Hello folks,
lately again we've had some stuff going on...
Though Brion was implementing that anon-blocking stuff (yay, more
blocking - faster performance!)
we were targeting other performance issues as well.
Tim did rewrite ip block code (did cut 50ms or so ;-) as well as made
lots of other nice stuff,
and now we implemented Mark's idea to run diskless squids (well, they
have disks, but no
cache on them).
Lots of our new servers have joined object cache running (hehe,
again) Tugela, instead of
memcached. It's interesting to see how it should grow. Sadly, no
expiration (memory->disk)
of objects happened yet in a week, so we can't measure anything.
BerkeleyDB standalone
might be a bit faster than memcached, though, benchmarks on same
hardware were not
conducted.
~22G of data is cached in object cache now - parser objects, image
metadata, diffs,
sessions, user objects, 'you have new messages' bits and language
objects. So far we didn't
notice any of glitches that forced us to remove Tugela from service
before (some cosmetic
patches were done). Anyway, we have more RAM, that didn't cost
millions, we use it.
Anyway, today with squids running from memory only we managed to
achieve 0.09s
average response times for logged in users, at least those who go
directy to Florida.
Before that Squid efficiency was really distorted by somewhat
blocking async i/o (if it
really existed there), poor sibling relations and memory leak.

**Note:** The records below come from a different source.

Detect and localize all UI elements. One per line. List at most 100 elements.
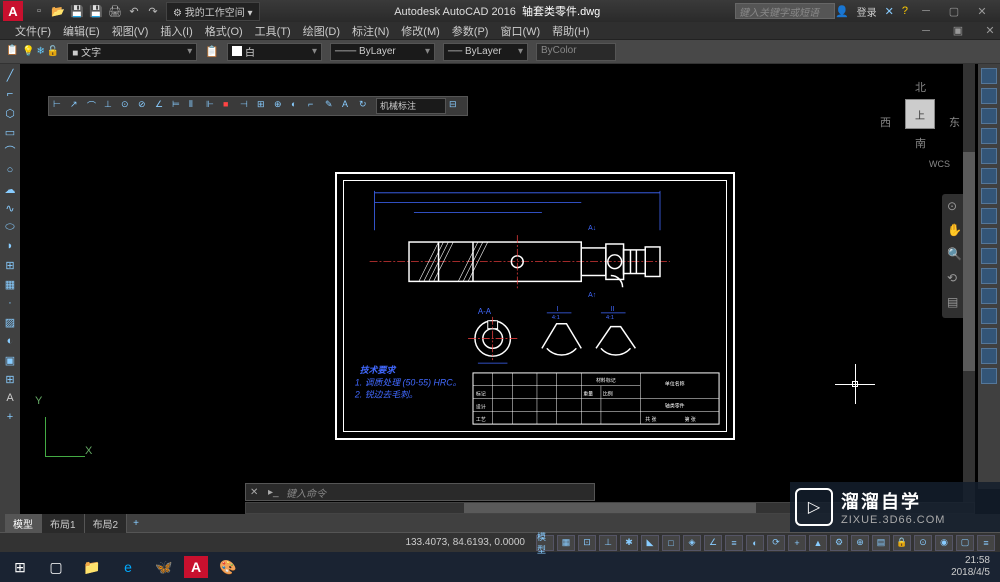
make-block-tool[interactable]: ▦ (2, 276, 18, 292)
viewcube-wcs[interactable]: WCS (929, 159, 950, 169)
app1-icon[interactable]: 🦋 (148, 554, 180, 580)
undo-icon[interactable]: ↶ (126, 3, 142, 19)
dim-aligned-icon[interactable]: ↗ (70, 99, 84, 113)
status-isolate-icon[interactable]: ◉ (935, 535, 953, 551)
help-icon[interactable]: ? (902, 5, 908, 17)
chamfer-tool[interactable] (981, 328, 997, 344)
revcloud-tool[interactable]: ☁ (2, 181, 18, 197)
redo-icon[interactable]: ↷ (145, 3, 161, 19)
status-qprops-icon[interactable]: ▤ (872, 535, 890, 551)
status-annomonitor-icon[interactable]: + (788, 535, 806, 551)
menu-window[interactable]: 窗口(W) (500, 23, 540, 39)
saveas-icon[interactable]: 💾 (88, 3, 104, 19)
copy-tool[interactable] (981, 88, 997, 104)
extend-tool[interactable] (981, 268, 997, 284)
status-workspace-icon[interactable]: ⚙ (830, 535, 848, 551)
open-icon[interactable]: 📂 (50, 3, 66, 19)
menu-modify[interactable]: 修改(M) (401, 23, 440, 39)
point-tool[interactable]: · (2, 295, 18, 311)
drawing-area[interactable]: ╱ ⌐ ⬡ ▭ ⌒ ○ ☁ ∿ ⬭ ◗ ⊞ ▦ · ▨ ◐ ▣ ⊞ A + (0, 64, 1000, 514)
status-3dosnap-icon[interactable]: ◈ (683, 535, 701, 551)
tab-model[interactable]: 模型 (5, 514, 42, 533)
array-tool[interactable] (981, 148, 997, 164)
circle-tool[interactable]: ○ (2, 162, 18, 178)
command-line[interactable]: ✕ ▸_ 键入命令 (245, 483, 595, 501)
polyline-tool[interactable]: ⌐ (2, 86, 18, 102)
ellipse-arc-tool[interactable]: ◗ (2, 238, 18, 254)
dim-arc-icon[interactable]: ⌒ (87, 99, 101, 113)
doc-restore[interactable]: ▣ (948, 23, 968, 39)
taskview-icon[interactable]: ▢ (40, 554, 72, 580)
color-dropdown[interactable]: 白 (227, 43, 322, 61)
menu-param[interactable]: 参数(P) (452, 23, 489, 39)
insert-block-tool[interactable]: ⊞ (2, 257, 18, 273)
doc-minimize[interactable]: ─ (916, 23, 936, 39)
mirror-tool[interactable] (981, 108, 997, 124)
rectangle-tool[interactable]: ▭ (2, 124, 18, 140)
tab-add-button[interactable]: + (127, 516, 145, 531)
status-grid-icon[interactable]: ▦ (557, 535, 575, 551)
status-cycling-icon[interactable]: ⟳ (767, 535, 785, 551)
linetype-dropdown[interactable]: ─── ByLayer (330, 43, 435, 61)
dim-ordinate-icon[interactable]: ⊥ (104, 99, 118, 113)
dimstyle-icon[interactable]: ⊟ (449, 99, 463, 113)
dim-space-icon[interactable]: ■ (223, 99, 237, 113)
status-lwt-icon[interactable]: ≡ (725, 535, 743, 551)
dim-center-icon[interactable]: ⊕ (274, 99, 288, 113)
viewcube-east[interactable]: 东 (949, 114, 960, 130)
lineweight-dropdown[interactable]: ── ByLayer (443, 43, 528, 61)
menu-file[interactable]: 文件(F) (15, 23, 51, 39)
login-button[interactable]: 登录 (857, 4, 877, 19)
status-model-button[interactable]: 模型 (536, 535, 554, 551)
viewcube[interactable]: 北 西 上 东 南 WCS (880, 79, 960, 169)
rotate-tool[interactable] (981, 188, 997, 204)
dim-edit-icon[interactable]: ✎ (325, 99, 339, 113)
viewcube-west[interactable]: 西 (880, 114, 891, 130)
menu-help[interactable]: 帮助(H) (552, 23, 589, 39)
status-units-icon[interactable]: ⊕ (851, 535, 869, 551)
command-close-icon[interactable]: ✕ (250, 487, 264, 498)
autocad-taskbar-icon[interactable]: A (184, 556, 208, 578)
dim-break-icon[interactable]: ⊣ (240, 99, 254, 113)
trim-tool[interactable] (981, 248, 997, 264)
dim-quick-icon[interactable]: ⊨ (172, 99, 186, 113)
status-polar-icon[interactable]: ✱ (620, 535, 638, 551)
coords-display[interactable]: 133.4073, 84.6193, 0.0000 (405, 537, 525, 548)
plotstyle-dropdown[interactable]: ByColor (536, 43, 616, 61)
move-tool[interactable] (981, 168, 997, 184)
mtext-tool[interactable]: A (2, 390, 18, 406)
region-tool[interactable]: ▣ (2, 352, 18, 368)
system-clock[interactable]: 21:58 2018/4/5 (951, 555, 996, 579)
app-logo[interactable]: A (3, 1, 23, 21)
viewcube-north[interactable]: 北 (915, 79, 926, 95)
doc-close[interactable]: ✕ (980, 23, 1000, 39)
viewcube-south[interactable]: 南 (915, 135, 926, 151)
exchange-icon[interactable]: ✕ (885, 5, 894, 18)
tab-layout2[interactable]: 布局2 (85, 514, 128, 533)
dim-linear-icon[interactable]: ⊢ (53, 99, 67, 113)
menu-view[interactable]: 视图(V) (112, 23, 149, 39)
status-hardware-icon[interactable]: ⊙ (914, 535, 932, 551)
status-custom-icon[interactable]: ≡ (977, 535, 995, 551)
minimize-button[interactable]: ─ (916, 3, 936, 19)
menu-tools[interactable]: 工具(T) (255, 23, 291, 39)
dim-diameter-icon[interactable]: ⊘ (138, 99, 152, 113)
ellipse-tool[interactable]: ⬭ (2, 219, 18, 235)
stretch-tool[interactable] (981, 228, 997, 244)
dim-continue-icon[interactable]: ⊩ (206, 99, 220, 113)
save-icon[interactable]: 💾 (69, 3, 85, 19)
edge-icon[interactable]: e (112, 554, 144, 580)
help-search-input[interactable]: 键入关键字或短语 (735, 3, 835, 19)
status-transparency-icon[interactable]: ◐ (746, 535, 764, 551)
print-icon[interactable]: 🖨 (107, 3, 123, 19)
status-clean-icon[interactable]: ▢ (956, 535, 974, 551)
dim-baseline-icon[interactable]: ⫴ (189, 99, 203, 113)
explode-tool[interactable] (981, 368, 997, 384)
layer-props-icon[interactable]: 📋 (6, 45, 20, 59)
status-snap-icon[interactable]: ⊡ (578, 535, 596, 551)
close-button[interactable]: ✕ (972, 3, 992, 19)
status-lock-icon[interactable]: 🔒 (893, 535, 911, 551)
arc-tool[interactable]: ⌒ (2, 143, 18, 159)
erase-tool[interactable] (981, 68, 997, 84)
polygon-tool[interactable]: ⬡ (2, 105, 18, 121)
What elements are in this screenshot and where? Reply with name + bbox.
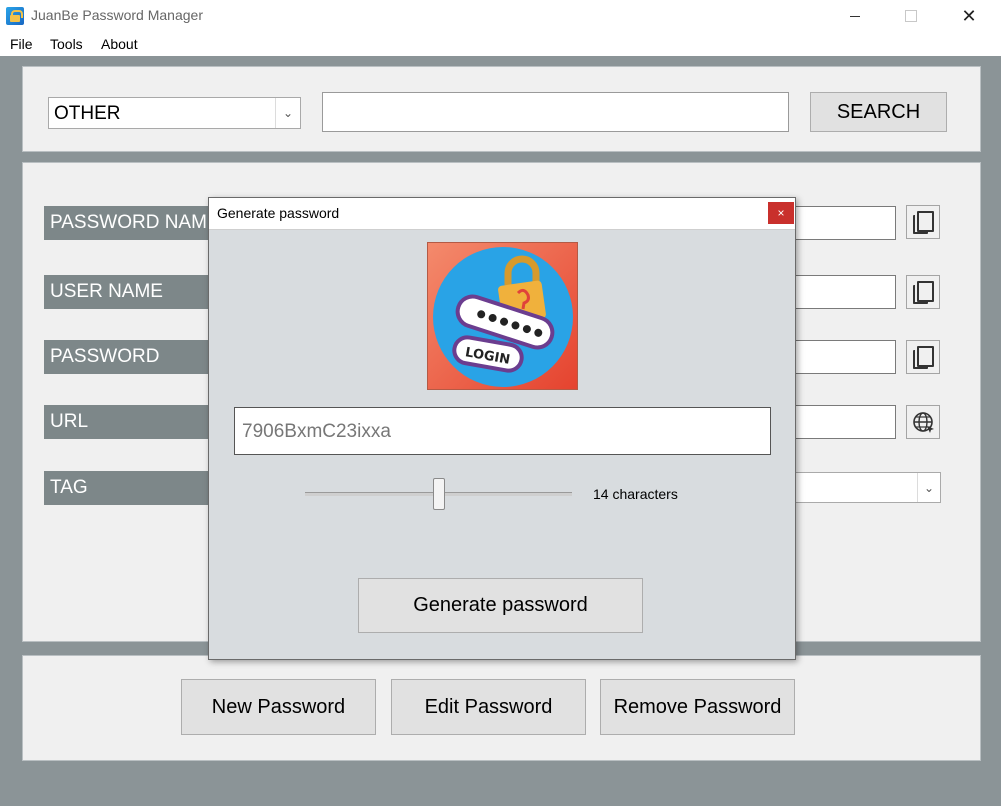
maximize-icon <box>905 10 917 22</box>
menu-file[interactable]: File <box>10 36 33 52</box>
url-field[interactable] <box>793 405 896 439</box>
dialog-title: Generate password <box>217 205 340 221</box>
edit-password-button[interactable]: Edit Password <box>391 679 586 735</box>
search-button[interactable]: SEARCH <box>810 92 947 132</box>
length-slider-thumb[interactable] <box>432 478 445 510</box>
copy-password-button[interactable] <box>906 340 940 374</box>
close-window-button[interactable]: ✕ <box>946 0 992 32</box>
menu-bar <box>0 32 1001 56</box>
close-icon: × <box>777 206 785 220</box>
generated-password-field[interactable]: 7906BxmC23ixxa <box>234 407 771 455</box>
password-name-label: PASSWORD NAME <box>44 206 214 240</box>
open-url-button[interactable] <box>906 405 940 439</box>
dialog-close-button[interactable]: × <box>768 202 794 224</box>
menu-tools[interactable]: Tools <box>50 36 83 52</box>
tag-dropdown[interactable]: ⌄ <box>793 472 941 503</box>
user-name-label: USER NAME <box>44 275 214 309</box>
generated-password-value: 7906BxmC23ixxa <box>242 421 391 442</box>
user-name-field[interactable] <box>793 275 896 309</box>
menu-about[interactable]: About <box>101 36 138 52</box>
minimize-button[interactable] <box>832 0 878 32</box>
category-dropdown[interactable]: OTHER ⌄ <box>48 97 301 129</box>
remove-password-button[interactable]: Remove Password <box>600 679 795 735</box>
password-name-field[interactable] <box>793 206 896 240</box>
password-label: PASSWORD <box>44 340 214 374</box>
minimize-icon <box>850 15 860 17</box>
close-icon: ✕ <box>961 5 977 26</box>
window-title: JuanBe Password Manager <box>31 7 203 23</box>
search-input[interactable] <box>322 92 789 132</box>
tag-label: TAG <box>44 471 214 505</box>
new-password-button[interactable]: New Password <box>181 679 376 735</box>
chevron-down-icon: ⌄ <box>917 473 940 502</box>
app-logo-icon <box>6 7 24 25</box>
category-value: OTHER <box>54 103 121 124</box>
copy-user-name-button[interactable] <box>906 275 940 309</box>
login-lock-icon: LOGIN <box>433 247 573 387</box>
generate-password-button[interactable]: Generate password <box>358 578 643 633</box>
login-logo-image: LOGIN <box>427 242 578 390</box>
password-field[interactable] <box>793 340 896 374</box>
maximize-button[interactable] <box>888 0 934 32</box>
chevron-down-icon: ⌄ <box>275 98 300 128</box>
url-label: URL <box>44 405 214 439</box>
globe-icon <box>913 412 934 433</box>
copy-password-name-button[interactable] <box>906 205 940 239</box>
length-label: 14 characters <box>593 486 678 502</box>
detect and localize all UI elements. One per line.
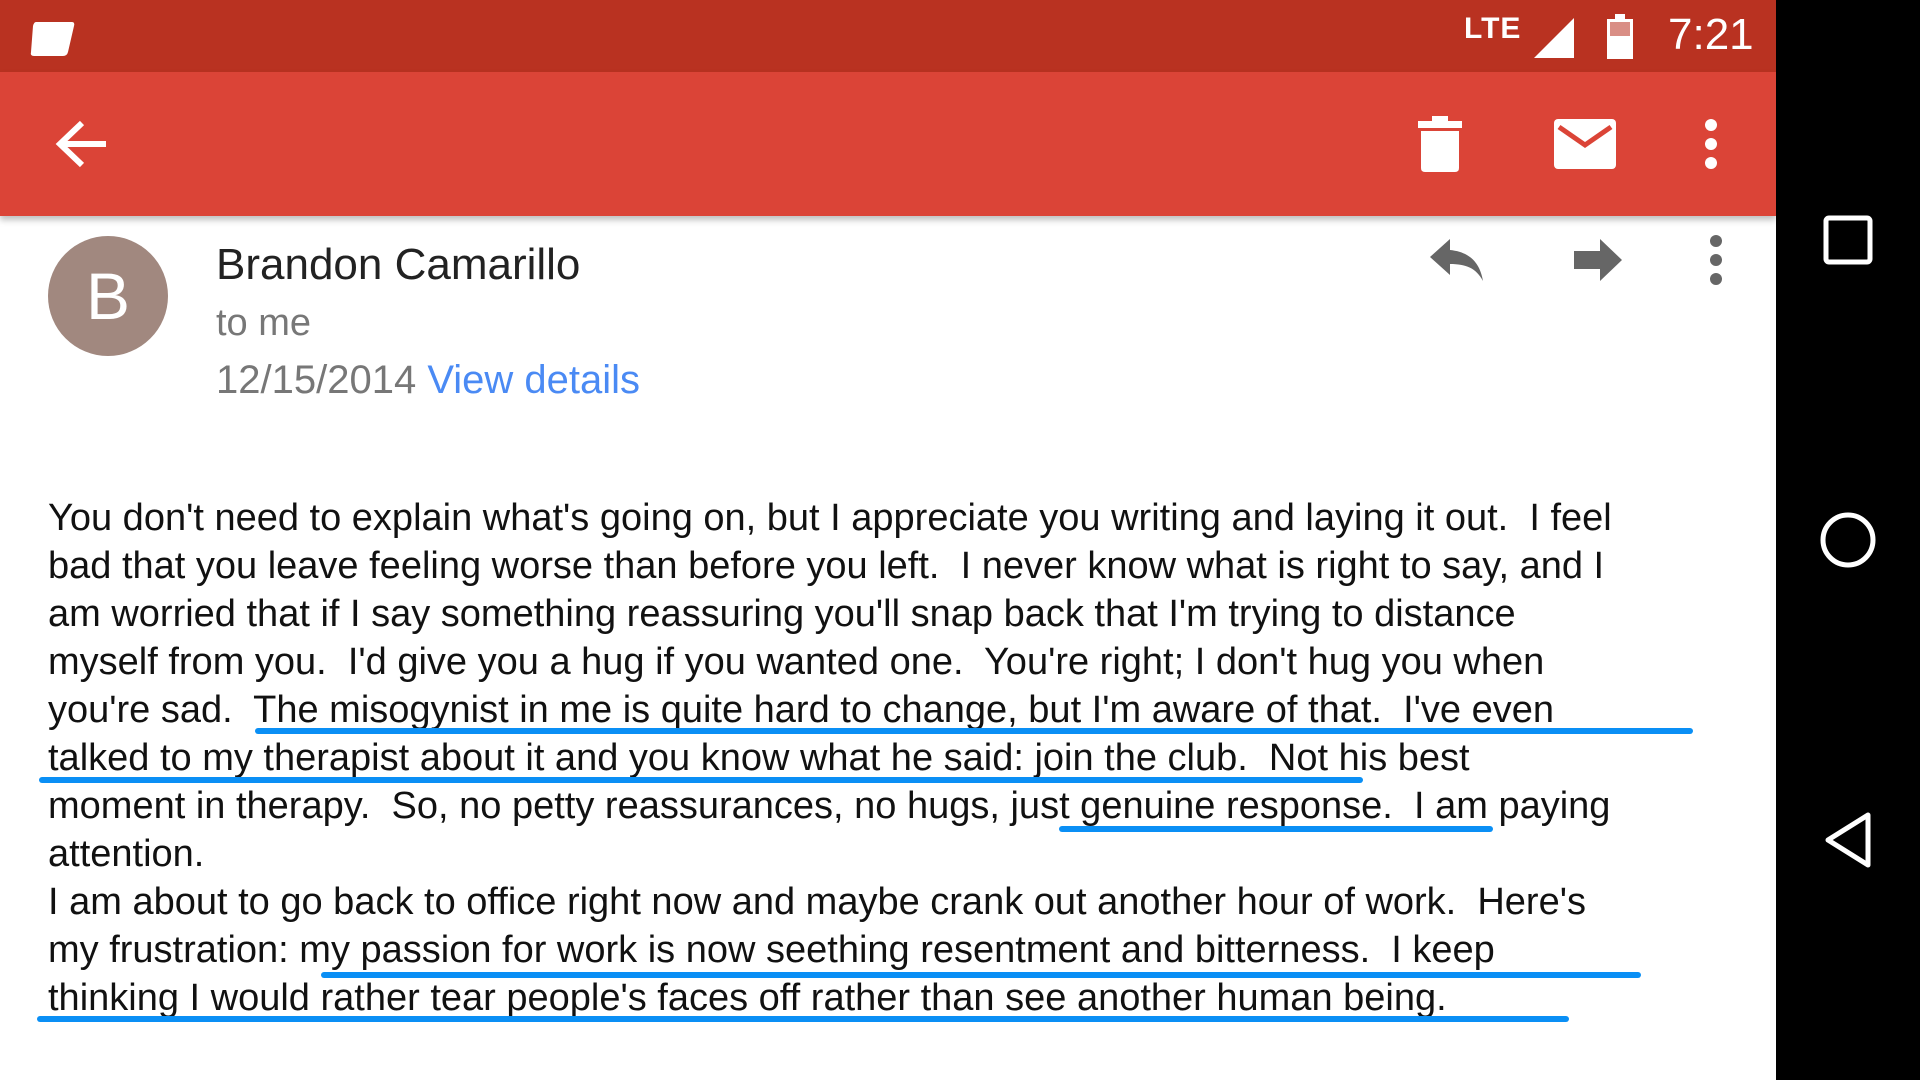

We still have that memory leak and are somewhat lost with it.. Squid
'accounts' for 1G
memory, uses >2G, and it grows, until restarted. We need to solve
that, but nobody has
every really touched valgrind at such loads (eh, today squid servers
were serving like
>700 requests per second each), and I'm not sure if anyone touched
valgrind properly
at all ;-) We'll soon have a bunch of servers suitable for squid
task, but still, using them
more efficiently would help. We will always lack resources at some
place :-)
Guidelines could help, as well we could simply provide our sources, a
bit of configuration
and load documentation. *shrug*.
Another troubling part is sibling relations - right now each proxy
marks others as siblings
and proxy-only, that is shouldn't save contents into cache.
Eventually they do not talk
to each other at all and hit backend, and all have their separate
caches.
I'm not sure if that's related with equal object expiration times or
any other hypothesis.
If anyone has had experience with squids in such setups, where
there're lots of objects
and lots of servers and efficiency was managed, it would be sure nice
to hear it.
It is still strange that it blocks quite a bit at some housekeeping
operations on i/o.
BTW, it took a while today to detect a serious packet loss in our
upstream providers.
It does slightly affect client network performance, but quite stalls
communication
between our distributed clusters. Looking for such problems becomes a
bit of witch hunt :)
So much of today's experiences and joys ;-)
Cheers,
Domas